EU nicht bis 2050 treibhausgas-neutral

Germanwatch: Deutschlands spätes Einlenken mitschuld am Scheitern

Die Entwicklungs- und Umweltorganisation Germanwatch stuft das Ergebnis des Europäischen Rats vom 20.06.2016 als Rückschlag für den Klimaschutz ein: „Die Hauptsorge der Menschen in der EU ist die Klimakrise und die Frage, wie man sie eindämmt. Die EU-Regierungschefs haben zwar darauf reagiert, indem sie den Klimaschutz zu einer Hauptaufgabe für die EU gemacht haben. Aber sie sind gescheitert bei der ersten Bewährungsprobe für diese Schwerpunktsetzung“, sagte Christoph Bals, Politischer Geschäftsführer von Germanwatch. “Wir brauchen vor dem Klimagipfel des UN-Generalsekretärs im September einen formalen Beschluss für die Klimaneutralität vor 2050. Außerdem muss die EU einen Prozess ankündigen, ihr Ziel für 2030 im kommenden Jahr zu erhöhen. Sonst stehen die Kanzlerin und die anderen EU-Regierungschefs im September mit leeren Händen da. Wir fordern deshalb die Bundesregierung auf, diese Ziele bei einem EU-Sondergipfel noch im Sommer auf die Tagesordnung zu setzen.“

Germanwatch weise darauf hin, dass das schwache Ergebnis des Gipfelbeschlusses auch wesentlich auf Deutschlands spätes Einlenken beim Klimaziel zurückzuführen sei. Bals: „Hätte sich die Bundesregierung frühzeitig gemeinsam mit Frankreich engagiert, Polen und andere Bremserländer mit an Bord zu holen, gäbe es jetzt mit einiger Wahrscheinlichkeit ein anderes Ergebnis.“ Von der Bundesregierung erwarte Germanwatch nun ein ehrgeiziges Sofortprogramm, ein Maßnahmenpaket zum Erreichen der deutschen Klimaziele 2030 und gleichzeitig auf EU-Ebene den Einsatz für Paris-kompatible, also höhere Klimaziele. „Wer Paris umsetzen will, muss sich an den Pariser Klimazielen messen lassen“, so Bals.

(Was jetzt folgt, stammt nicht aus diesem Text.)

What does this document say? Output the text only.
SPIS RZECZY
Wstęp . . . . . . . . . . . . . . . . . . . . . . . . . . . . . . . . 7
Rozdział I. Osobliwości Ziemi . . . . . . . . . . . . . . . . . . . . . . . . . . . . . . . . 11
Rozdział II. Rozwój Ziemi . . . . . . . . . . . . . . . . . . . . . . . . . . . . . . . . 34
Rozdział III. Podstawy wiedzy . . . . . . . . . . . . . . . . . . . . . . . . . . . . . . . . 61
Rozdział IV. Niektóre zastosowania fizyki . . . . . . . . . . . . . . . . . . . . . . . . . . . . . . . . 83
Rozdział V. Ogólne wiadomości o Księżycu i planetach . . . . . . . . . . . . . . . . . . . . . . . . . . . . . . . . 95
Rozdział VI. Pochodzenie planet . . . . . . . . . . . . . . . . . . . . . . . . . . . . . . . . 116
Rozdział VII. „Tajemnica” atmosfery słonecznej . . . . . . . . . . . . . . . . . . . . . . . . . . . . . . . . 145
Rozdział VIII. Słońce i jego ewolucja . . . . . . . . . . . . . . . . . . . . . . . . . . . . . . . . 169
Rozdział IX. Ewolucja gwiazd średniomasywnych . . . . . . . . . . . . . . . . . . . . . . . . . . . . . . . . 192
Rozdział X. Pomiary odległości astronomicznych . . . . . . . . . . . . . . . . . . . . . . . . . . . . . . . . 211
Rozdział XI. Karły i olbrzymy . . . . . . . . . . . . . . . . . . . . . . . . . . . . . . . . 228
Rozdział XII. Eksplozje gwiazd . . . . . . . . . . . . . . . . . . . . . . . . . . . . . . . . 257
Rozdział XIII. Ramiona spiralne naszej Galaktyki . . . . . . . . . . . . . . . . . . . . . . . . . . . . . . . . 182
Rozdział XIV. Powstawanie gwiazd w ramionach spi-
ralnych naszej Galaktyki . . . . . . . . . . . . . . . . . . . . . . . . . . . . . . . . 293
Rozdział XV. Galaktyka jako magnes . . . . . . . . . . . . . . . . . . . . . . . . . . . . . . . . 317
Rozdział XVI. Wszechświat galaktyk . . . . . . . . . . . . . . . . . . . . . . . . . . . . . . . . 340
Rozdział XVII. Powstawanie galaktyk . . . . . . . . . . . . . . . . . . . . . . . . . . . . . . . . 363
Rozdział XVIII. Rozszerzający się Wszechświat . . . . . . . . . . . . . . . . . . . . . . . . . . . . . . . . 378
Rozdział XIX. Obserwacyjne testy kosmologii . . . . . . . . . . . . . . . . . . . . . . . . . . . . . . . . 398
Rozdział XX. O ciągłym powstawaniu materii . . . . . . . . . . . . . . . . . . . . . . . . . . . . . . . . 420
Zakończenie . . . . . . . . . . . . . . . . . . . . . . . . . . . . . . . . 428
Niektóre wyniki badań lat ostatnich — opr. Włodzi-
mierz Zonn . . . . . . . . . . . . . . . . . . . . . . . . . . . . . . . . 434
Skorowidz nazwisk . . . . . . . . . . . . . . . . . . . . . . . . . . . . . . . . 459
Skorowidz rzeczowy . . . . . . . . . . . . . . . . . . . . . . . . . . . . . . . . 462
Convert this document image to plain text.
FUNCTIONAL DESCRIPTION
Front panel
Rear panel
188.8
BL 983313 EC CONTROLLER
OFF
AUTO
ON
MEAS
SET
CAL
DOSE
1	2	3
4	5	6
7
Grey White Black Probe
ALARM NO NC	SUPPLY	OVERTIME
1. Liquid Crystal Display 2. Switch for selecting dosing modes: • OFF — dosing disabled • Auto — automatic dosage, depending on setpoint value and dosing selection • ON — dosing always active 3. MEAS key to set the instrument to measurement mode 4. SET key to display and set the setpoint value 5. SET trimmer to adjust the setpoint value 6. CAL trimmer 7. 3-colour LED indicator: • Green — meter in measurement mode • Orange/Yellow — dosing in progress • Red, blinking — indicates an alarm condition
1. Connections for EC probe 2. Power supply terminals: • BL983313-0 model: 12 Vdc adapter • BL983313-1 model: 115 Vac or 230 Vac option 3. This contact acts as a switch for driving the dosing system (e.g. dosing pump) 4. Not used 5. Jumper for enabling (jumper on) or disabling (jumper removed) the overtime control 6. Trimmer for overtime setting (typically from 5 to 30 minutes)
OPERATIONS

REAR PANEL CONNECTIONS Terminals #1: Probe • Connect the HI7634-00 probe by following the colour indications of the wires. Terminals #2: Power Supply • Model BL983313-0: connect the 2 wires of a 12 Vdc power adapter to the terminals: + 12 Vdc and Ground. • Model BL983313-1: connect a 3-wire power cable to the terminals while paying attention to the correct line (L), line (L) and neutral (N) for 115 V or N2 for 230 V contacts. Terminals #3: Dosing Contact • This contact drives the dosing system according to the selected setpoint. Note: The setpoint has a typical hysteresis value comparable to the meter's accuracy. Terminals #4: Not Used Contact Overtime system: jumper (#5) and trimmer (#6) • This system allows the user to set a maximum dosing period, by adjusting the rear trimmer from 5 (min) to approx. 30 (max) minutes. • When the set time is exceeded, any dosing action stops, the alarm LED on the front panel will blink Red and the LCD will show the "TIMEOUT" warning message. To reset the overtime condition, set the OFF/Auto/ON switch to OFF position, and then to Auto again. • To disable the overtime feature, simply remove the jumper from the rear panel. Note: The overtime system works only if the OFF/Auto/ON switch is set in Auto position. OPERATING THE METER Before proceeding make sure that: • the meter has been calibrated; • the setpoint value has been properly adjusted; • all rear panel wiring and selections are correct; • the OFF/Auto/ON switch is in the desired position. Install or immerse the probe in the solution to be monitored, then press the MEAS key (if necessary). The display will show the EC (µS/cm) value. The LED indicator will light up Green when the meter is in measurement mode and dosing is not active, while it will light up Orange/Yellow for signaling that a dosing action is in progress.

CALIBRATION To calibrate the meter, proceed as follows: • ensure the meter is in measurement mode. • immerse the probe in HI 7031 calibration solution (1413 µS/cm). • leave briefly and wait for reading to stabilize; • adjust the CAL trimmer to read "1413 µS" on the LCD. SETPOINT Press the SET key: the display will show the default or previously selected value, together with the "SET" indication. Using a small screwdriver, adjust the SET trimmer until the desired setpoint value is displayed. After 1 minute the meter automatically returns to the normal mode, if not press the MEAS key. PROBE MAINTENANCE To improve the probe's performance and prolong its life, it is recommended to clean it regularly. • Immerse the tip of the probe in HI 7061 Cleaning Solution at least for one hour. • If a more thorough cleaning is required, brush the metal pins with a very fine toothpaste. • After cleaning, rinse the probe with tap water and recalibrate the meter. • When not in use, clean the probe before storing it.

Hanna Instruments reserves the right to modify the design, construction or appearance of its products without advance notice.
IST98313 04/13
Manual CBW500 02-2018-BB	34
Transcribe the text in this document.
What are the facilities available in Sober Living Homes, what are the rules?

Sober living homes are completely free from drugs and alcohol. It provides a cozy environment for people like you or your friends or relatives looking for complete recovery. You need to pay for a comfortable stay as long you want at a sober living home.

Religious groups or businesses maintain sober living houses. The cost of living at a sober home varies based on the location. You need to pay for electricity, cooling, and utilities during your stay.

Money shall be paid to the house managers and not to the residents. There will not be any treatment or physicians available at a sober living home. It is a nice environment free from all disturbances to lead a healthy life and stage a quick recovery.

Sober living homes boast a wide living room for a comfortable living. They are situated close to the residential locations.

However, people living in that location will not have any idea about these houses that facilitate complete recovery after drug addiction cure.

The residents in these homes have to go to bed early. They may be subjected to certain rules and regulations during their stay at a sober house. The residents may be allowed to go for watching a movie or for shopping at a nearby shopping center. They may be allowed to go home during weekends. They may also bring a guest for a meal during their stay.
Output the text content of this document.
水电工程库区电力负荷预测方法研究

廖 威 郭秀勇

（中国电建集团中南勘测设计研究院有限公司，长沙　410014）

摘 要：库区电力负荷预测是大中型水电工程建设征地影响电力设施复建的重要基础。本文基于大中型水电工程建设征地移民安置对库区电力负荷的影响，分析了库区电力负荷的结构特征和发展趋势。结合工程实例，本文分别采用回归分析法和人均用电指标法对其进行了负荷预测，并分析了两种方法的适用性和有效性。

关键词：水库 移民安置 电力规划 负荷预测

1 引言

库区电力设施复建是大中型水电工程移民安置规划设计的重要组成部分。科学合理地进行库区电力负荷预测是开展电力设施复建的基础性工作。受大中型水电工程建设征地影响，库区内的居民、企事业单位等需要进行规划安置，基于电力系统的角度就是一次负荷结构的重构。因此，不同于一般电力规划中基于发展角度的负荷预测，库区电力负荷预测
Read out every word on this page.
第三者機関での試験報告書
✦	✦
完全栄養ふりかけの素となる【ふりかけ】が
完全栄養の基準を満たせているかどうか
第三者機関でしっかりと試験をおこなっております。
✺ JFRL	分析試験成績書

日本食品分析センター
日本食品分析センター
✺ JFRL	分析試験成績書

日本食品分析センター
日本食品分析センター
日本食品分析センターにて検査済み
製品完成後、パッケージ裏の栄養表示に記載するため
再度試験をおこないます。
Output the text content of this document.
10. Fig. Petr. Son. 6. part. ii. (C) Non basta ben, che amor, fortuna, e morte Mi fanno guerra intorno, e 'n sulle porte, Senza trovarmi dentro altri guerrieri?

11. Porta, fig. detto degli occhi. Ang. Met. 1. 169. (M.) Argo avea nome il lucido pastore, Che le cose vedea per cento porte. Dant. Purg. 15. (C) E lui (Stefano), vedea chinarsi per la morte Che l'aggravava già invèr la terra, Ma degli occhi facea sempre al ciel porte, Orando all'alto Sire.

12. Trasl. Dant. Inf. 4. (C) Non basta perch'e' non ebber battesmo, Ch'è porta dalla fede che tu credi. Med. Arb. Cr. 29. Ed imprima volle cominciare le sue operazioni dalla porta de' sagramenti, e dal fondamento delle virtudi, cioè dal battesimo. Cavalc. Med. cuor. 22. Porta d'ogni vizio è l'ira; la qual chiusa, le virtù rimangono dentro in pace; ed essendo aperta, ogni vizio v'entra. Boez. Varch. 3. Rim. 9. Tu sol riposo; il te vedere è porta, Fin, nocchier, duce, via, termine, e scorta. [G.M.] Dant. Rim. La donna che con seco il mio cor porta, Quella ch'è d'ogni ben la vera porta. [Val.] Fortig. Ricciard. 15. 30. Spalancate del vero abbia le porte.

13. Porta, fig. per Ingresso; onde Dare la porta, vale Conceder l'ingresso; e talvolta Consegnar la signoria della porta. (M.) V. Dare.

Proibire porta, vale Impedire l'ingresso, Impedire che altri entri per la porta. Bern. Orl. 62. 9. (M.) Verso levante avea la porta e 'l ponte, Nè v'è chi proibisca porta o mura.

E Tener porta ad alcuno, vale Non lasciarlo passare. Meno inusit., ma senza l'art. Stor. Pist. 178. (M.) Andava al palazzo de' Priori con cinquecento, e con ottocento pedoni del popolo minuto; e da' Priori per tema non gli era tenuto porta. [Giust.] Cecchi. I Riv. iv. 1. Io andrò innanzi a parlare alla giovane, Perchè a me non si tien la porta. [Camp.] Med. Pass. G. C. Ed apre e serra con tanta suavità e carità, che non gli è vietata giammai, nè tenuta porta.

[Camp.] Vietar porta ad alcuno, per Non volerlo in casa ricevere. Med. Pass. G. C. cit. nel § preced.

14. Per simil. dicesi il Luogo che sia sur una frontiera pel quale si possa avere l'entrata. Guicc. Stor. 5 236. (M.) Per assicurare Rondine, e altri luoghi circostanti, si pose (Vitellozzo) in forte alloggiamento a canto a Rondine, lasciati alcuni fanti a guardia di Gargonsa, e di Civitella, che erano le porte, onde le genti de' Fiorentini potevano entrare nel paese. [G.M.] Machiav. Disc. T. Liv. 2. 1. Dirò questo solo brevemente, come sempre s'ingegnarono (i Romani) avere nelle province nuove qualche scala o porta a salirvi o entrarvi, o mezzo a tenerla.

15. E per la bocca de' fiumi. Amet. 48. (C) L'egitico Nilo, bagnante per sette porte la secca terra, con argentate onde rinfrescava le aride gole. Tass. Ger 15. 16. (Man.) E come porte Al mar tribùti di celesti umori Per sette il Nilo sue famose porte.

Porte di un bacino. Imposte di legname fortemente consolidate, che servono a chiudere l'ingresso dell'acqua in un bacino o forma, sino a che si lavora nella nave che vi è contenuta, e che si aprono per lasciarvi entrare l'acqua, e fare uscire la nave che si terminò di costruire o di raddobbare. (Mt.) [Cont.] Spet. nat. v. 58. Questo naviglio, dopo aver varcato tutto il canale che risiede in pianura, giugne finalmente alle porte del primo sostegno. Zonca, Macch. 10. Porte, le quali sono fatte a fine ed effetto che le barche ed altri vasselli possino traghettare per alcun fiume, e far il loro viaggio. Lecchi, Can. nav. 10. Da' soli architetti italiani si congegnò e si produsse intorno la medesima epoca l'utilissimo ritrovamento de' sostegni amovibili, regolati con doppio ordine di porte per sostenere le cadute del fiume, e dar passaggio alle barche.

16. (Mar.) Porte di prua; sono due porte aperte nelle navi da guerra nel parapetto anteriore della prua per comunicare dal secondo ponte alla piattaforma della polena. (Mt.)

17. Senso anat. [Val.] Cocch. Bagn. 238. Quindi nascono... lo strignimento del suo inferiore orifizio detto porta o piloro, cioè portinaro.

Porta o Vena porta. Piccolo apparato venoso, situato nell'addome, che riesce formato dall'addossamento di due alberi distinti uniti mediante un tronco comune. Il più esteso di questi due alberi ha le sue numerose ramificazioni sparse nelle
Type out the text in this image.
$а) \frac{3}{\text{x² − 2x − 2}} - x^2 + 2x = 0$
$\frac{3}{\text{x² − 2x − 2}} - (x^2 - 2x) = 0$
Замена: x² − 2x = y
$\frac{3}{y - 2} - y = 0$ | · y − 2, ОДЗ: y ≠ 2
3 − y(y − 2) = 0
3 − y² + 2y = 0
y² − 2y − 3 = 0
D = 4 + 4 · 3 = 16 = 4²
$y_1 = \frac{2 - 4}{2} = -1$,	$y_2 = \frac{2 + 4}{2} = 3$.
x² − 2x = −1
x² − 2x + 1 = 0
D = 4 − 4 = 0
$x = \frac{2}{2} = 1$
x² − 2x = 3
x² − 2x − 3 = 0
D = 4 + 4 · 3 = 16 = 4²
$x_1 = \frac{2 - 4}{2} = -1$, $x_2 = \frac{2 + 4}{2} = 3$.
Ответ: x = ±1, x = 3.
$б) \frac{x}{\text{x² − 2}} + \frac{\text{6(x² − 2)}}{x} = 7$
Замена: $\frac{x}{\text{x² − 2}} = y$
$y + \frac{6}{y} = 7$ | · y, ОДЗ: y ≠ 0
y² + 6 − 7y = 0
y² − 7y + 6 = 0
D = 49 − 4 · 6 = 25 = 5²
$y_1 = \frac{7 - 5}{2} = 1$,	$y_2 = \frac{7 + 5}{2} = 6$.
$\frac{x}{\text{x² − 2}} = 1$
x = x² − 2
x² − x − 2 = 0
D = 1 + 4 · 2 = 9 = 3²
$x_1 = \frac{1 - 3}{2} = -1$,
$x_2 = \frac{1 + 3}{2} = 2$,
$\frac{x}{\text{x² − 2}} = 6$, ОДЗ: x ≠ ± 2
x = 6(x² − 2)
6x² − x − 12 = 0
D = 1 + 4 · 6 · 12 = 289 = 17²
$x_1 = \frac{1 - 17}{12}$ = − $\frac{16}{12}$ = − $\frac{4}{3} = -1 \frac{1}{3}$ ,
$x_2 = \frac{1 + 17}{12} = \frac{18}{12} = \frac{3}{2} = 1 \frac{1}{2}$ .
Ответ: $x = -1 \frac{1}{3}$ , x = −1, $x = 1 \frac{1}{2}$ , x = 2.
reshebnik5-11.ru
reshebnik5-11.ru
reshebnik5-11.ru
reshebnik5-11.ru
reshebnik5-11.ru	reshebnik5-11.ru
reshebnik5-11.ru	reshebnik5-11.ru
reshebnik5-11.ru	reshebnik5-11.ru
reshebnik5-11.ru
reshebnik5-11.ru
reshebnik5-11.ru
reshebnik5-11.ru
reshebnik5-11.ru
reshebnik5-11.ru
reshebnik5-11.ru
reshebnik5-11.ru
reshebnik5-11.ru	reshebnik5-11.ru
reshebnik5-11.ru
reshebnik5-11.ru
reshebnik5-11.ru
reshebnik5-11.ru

EU reist mit leeren Händen nach New York und zur COP25

Mit der Absage an die Klimaneutralität steht die EU mit leeren Händen da, wenn ihre Repräsentanten im September zur Klimakonferenz von UN-Generalsekretär Antonio Guterres nach New York reisen, schreibt Florence Schulz auf EURACTIV.de. Der Gipfel diene dazu, vor der COP25 in Chile politisches Momentum aufzubauen, damit die Staaten im Dezember die Regeln des Paris-Abkommens finalisieren könnten. Denn wenn die Staaten die 1,5-Grad-Grenze nicht überschreiten wollen, müssen sie bis zum kommenden Jahr ihre nationalen Klimaambitionen anheben.

Noch vor wenigen Tagen hatte Guterres in einem Brief an Ratspräsident Tusk auf ein Versprechen seitens der EU gedrängt. Ein Bekenntnis zur Klimaneutralität 2050 würde eine „starke Botschaft der Führung und des Engagements“ an die UN senden, schrieb er. Die Klimaziele der COP21 dürften auch am 28.06.2019 beim Treffen der G20 in Osaka auf der Agenda stehen.

Politisch wird kaum bezweifelt, dass Klimaneutralität bis Mitte des Jahrhunderts möglich ist. Die Kommission hat in ihrer Langzeitstrategie verschiedene Szenarien dazu aufgezeigt. Aus einer Studie der European Climate Foundation vom September 2018 geht hervor, dass dazu die CO2-Emissionen bis 2030 um 55 bis 65 Prozent reduziert werden müssten, zugleich dürften die Emissionen aus dem Verkehrssektor nicht weiter steigen.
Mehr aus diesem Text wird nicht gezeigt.